Quickstart¶
To meaningfully use pulp-certguard you should already have a Pulp Distribution that requires
authorization and ideally it should have content in it. These examples assume you have a pulp_file
FileRepository with at least one RepositoryVersion with content in it. Also you'll need a FileDistribution serving that
RepositoryVersion.
The pulp-certguard examples should be straightforward to port to protect another distribution type.
Create content to be protected¶
This step is about creating some data to test with. The significant thing for pulp-certguard is having a repository to protect and having some content in that repository to test against.
echo "Creating FileRemote..."
pulp file remote create \
--name certguard-remote \
--url "https://fixtures.pulpproject.org/file/PULP_MANIFEST" \
--policy on_demand
echo "Creating FileRepository..."
pulp file repository create \
--name certguard-repository \
--remote certguard-remote \
--autopublish
echo "Sync repository..."
pulp file repository sync \
--name certguard-repository
echo "Distribute the respoitory's content..."
pulp file distribution create \
--name certguard-distribution \
--repository file:file:certguard-repository \
--base-path file/certguard-repository
X509 CertGuard¶
Create a content guard¶
This example assumes that ./ca.pem is a PEM encoded Certificate Authority (CA) certificate. Each
X509 Content Guard needs a name so for this example we'll use myguard.

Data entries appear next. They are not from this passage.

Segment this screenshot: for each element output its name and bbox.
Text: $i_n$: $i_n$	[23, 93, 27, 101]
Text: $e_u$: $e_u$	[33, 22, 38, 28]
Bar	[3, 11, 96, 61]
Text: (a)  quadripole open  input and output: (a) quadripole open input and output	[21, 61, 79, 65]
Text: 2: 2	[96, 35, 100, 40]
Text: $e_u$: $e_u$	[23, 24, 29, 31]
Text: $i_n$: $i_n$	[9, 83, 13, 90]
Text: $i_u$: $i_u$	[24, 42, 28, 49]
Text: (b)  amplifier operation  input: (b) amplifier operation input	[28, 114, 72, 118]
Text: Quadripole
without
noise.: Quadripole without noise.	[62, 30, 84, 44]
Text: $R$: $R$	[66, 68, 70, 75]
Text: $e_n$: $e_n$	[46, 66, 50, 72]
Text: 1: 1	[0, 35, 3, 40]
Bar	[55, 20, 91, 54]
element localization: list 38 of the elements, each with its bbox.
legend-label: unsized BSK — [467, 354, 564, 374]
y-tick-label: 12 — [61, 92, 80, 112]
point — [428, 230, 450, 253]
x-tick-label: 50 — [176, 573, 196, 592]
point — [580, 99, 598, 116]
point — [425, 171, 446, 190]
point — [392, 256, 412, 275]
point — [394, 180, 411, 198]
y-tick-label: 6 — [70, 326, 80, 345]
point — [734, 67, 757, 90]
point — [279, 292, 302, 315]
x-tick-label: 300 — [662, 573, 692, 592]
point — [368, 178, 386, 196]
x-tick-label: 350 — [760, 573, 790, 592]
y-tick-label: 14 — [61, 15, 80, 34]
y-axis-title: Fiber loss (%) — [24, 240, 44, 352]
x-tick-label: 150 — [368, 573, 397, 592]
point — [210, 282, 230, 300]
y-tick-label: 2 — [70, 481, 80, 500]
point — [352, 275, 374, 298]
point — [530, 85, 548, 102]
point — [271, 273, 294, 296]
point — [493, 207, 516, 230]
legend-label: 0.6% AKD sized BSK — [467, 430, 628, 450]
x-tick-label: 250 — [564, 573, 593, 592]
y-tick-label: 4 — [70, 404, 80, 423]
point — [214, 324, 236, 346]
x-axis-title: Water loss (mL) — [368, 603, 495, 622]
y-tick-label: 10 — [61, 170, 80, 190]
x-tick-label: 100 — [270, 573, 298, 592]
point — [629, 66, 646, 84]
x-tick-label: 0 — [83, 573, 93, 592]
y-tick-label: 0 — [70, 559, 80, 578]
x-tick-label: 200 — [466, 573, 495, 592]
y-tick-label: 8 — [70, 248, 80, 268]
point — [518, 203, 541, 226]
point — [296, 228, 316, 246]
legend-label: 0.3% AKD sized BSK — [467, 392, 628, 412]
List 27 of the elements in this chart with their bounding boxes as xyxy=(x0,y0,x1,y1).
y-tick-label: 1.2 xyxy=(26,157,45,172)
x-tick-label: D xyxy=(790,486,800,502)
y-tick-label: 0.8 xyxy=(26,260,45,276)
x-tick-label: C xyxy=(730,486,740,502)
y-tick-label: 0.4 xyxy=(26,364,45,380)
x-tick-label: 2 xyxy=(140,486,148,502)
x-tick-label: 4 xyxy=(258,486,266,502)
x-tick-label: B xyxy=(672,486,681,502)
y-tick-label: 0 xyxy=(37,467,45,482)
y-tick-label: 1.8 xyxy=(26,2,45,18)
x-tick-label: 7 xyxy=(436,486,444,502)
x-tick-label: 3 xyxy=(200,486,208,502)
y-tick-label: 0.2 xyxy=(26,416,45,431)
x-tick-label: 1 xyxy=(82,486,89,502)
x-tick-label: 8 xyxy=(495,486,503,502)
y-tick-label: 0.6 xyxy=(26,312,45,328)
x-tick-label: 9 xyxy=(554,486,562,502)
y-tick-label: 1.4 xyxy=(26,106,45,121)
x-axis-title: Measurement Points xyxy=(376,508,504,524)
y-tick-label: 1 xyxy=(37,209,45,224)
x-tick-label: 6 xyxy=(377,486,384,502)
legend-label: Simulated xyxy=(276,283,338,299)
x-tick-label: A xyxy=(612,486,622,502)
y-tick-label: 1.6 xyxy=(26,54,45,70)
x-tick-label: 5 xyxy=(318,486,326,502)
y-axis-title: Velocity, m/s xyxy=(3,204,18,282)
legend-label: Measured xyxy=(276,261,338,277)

pulp content-guard x509 create \
--name my-509-guard \
--ca-certificate=@./ca.pem
pulp content-guard rhsm create \
--name my-rhsm-guard \
--ca-certificate=@./ca.pem
{
"pulp_href": "/pulp/api/v3/contentguards/certguard/x509/018dbdce-83c8-7602-ae8f-e8d5262d3cb8/",
"pulp_created": "2024-02-18T20:00:44.489636Z",
"name": "my-509-guard",
"description": null,
"ca_certificate": "-----BEGIN CERTIFICATE-----\n...-----END CERTIFICATE-----"
}
{
"pulp_href": "/pulp/api/v3/contentguards/certguard/rhsm/018dbddd-1894-7658-ab8f-1f33b544f2fc/",
"pulp_created": "2024-02-18T20:16:40.085402Z",
"name": "my-rhsm-guard",
"description": null,
"ca_certificate": "-----BEGIN CERTIFICATE-----\n...-----END CERTIFICATE-----"
}
Protect the Distribution with the X509CertGuard¶
pulp file distribution update \
--name certguard-distribution \
--content-guard certguard:x509:my-509-guard
Started background task /pulp/api/v3/tasks/018dbdd6-ec6e-7cd9-a49d-1c1a2e55725f/
Done.
Download protected content¶
X509 and RHSM Certguards¶
The following example assume the client will connect to the reverse proxy using TLS with the following:
- The PEM encoded client certificate is stored at
~/client.pemwhich is signed by the CA stored on the X509CertGuard. - The corresponding PEM encoded private key at
~/key.pem.
It attempts to download the 1.iso file from the FileDistribution at the path
/pulp/content/somepath/ Note the somepath part of this is from the base_url of the
Distribution you are testing against.
For example with httpie you can submit the client cert and key via TLS using:
$ http --cert ~/client.pem --cert-key ~/key.pem https://localhost/pulp/content/somepath/test.iso`
This is expected to yield binary data with a response like:
HTTP/1.1 200 OK
Accept-Ranges: bytes
Connection: keep-alive
Content-Length: 3145728
Content-Type: application/octet-stream
Date: Tue, 21 Apr 2020 20:35:11 GMT
Last-Modified: Tue, 21 Apr 2020 19:23:06 GMT
Server: nginx/1.16.1
+-----------------------------------------+
| NOTE: binary data not shown in terminal |
+-----------------------------------------+
RHSM-CertGuard-specific rules¶
Note
To use the RHSMCertGuard you have to manually install the rhsm Python module which provides RHSM certificate parsing on the pulp server.
It requires some system level dependencies, e.g. OpenSSL libraries, which are not the same on
all operating operating systems. rhsm from PyPI not being cross-distro is why this requires
manual installation.
If the RHSM client cert contains entitlement paths, they must match the full path to the
Distribution the client is fetching from. In this example that is /pulp/content/somepath/.